I can’t find my accommodation listed in the operator pick up locations as I’m making my booking. What should I select?
This operator only offers pick-ups from the hotel and hostel accommodation listed, this covers over 90% of the accommodation providers in the area. They do not provide pick-ups or drop-offs at private residences, Airbnbs, bus terminals etc. Select an alternative close by and be ready there for pick-up at the time on your booking confirmation
How do I avoid altitude sickness?
Take Soroche (Diamox) pills, eat small meals, drink coca tea, drink lots of water, and avoid alcohol (it’s a dehydrator). The best way to avoid altitude sickness is to acclimatize yourself. The recommended approach for acclimatization is to ascend gradually, spending at least 24 hours at every 2,000ft increase in altitude.
Will I have problems with altitude sickness on this tour?
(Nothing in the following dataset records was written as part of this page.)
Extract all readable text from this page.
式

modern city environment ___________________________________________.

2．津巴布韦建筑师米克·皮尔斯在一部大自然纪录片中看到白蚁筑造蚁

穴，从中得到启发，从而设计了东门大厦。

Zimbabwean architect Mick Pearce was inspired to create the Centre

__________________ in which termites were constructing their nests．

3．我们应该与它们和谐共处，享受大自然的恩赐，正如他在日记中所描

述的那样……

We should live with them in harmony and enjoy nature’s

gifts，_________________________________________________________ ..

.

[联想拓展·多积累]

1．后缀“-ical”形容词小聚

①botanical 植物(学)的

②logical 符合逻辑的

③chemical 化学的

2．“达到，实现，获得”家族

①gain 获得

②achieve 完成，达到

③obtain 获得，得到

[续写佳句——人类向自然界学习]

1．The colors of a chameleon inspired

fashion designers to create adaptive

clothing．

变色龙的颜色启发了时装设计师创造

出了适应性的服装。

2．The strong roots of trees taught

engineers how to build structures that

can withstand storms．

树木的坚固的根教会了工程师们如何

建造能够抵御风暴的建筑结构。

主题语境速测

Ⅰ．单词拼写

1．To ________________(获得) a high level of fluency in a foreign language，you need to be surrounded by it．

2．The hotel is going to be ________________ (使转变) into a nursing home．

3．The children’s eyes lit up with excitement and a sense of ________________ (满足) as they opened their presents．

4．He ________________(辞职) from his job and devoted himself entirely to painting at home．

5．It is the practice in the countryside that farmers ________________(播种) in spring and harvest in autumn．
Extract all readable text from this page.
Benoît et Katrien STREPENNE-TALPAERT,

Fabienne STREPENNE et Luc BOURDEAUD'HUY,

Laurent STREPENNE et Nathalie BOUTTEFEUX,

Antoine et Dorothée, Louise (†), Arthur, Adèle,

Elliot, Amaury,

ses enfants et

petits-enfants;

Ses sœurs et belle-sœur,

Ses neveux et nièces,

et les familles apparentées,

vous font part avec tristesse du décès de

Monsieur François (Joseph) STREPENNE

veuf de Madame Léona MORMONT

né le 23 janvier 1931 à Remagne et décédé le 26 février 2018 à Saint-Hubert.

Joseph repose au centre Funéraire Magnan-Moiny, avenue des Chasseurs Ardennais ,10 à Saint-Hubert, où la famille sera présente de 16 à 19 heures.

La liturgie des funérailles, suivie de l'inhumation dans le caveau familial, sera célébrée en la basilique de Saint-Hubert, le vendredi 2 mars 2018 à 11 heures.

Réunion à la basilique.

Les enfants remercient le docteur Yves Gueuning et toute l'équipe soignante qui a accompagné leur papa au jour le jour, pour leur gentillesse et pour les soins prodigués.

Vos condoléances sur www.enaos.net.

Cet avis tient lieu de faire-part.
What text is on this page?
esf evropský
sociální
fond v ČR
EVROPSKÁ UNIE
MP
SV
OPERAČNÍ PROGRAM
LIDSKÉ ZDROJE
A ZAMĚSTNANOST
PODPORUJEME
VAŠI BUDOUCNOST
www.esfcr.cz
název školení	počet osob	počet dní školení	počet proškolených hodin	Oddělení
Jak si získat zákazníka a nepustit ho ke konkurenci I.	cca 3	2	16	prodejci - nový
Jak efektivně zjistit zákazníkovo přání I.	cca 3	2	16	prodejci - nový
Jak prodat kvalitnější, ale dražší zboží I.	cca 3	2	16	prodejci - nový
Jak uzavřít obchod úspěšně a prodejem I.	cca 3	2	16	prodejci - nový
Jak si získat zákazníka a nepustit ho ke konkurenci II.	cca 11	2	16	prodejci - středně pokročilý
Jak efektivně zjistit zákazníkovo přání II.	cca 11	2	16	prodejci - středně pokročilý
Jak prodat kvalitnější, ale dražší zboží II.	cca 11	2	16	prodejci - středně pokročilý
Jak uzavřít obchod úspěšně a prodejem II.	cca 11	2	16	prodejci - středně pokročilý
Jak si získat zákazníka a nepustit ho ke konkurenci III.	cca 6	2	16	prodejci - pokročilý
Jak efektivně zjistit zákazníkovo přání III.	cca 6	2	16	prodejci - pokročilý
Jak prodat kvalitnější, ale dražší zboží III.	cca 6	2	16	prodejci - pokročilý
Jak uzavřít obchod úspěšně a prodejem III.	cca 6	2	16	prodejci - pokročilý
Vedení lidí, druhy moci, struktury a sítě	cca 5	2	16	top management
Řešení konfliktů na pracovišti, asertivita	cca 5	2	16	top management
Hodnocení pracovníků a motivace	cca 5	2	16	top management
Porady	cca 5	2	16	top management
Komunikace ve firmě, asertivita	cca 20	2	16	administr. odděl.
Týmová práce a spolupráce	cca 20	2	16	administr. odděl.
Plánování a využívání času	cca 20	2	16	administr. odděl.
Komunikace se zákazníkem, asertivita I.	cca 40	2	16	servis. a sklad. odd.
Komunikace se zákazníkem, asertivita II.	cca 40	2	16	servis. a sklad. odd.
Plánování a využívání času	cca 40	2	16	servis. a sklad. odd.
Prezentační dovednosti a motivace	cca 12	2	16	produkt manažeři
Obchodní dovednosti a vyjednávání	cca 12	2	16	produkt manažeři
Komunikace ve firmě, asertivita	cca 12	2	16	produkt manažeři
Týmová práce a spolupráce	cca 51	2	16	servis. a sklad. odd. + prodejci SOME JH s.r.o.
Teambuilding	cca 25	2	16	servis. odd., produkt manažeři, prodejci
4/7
Altitude sickness can catch many travellers a little bit off guard. Not everyone gets sick in high altitudes, and it is difficult to predict who is likely to be badly affected by it. For most people, it is nothing more than a headache and a dizzy sensation that diminishes over a short period of time, 1 to 2 days for most people. If you want to limit your chances of getting sick, there are a few things you can do. Firstly, do not fly directly into high altitude - proceed slowly, allowing your body time to acclimatise as you ascend gradually. However, for many that is not possible, so it’s important to drink lots of water, and to slow down! This sounds simple, but both of these things are very important. Your body is struggling because you don’t have enough oxygen, so avoiding any strenuous activity is a good idea. Chew some coca leaves - the native people of South America have been chewing coca for centuries, thanks to its ability to alleviate mild altitude sickness symptoms. Coca leaves can be bought in any supermarket, and even souvenir shops or street stalls. Take altitude sickness pills (Soroche): these are sold over the counter all over Peru and Bolivia, and are just a few dollars. If you are flying straight into altitude over 2500 metres without spending any time at an intermediate elevation, and you’re worried about getting sick, you can ask your doctor for more specific and stronger altitude sickness medication in advance. In the rare case that your symptoms are more severe than a headache and mild dizziness, you should descend in altitude and seek medical assistance.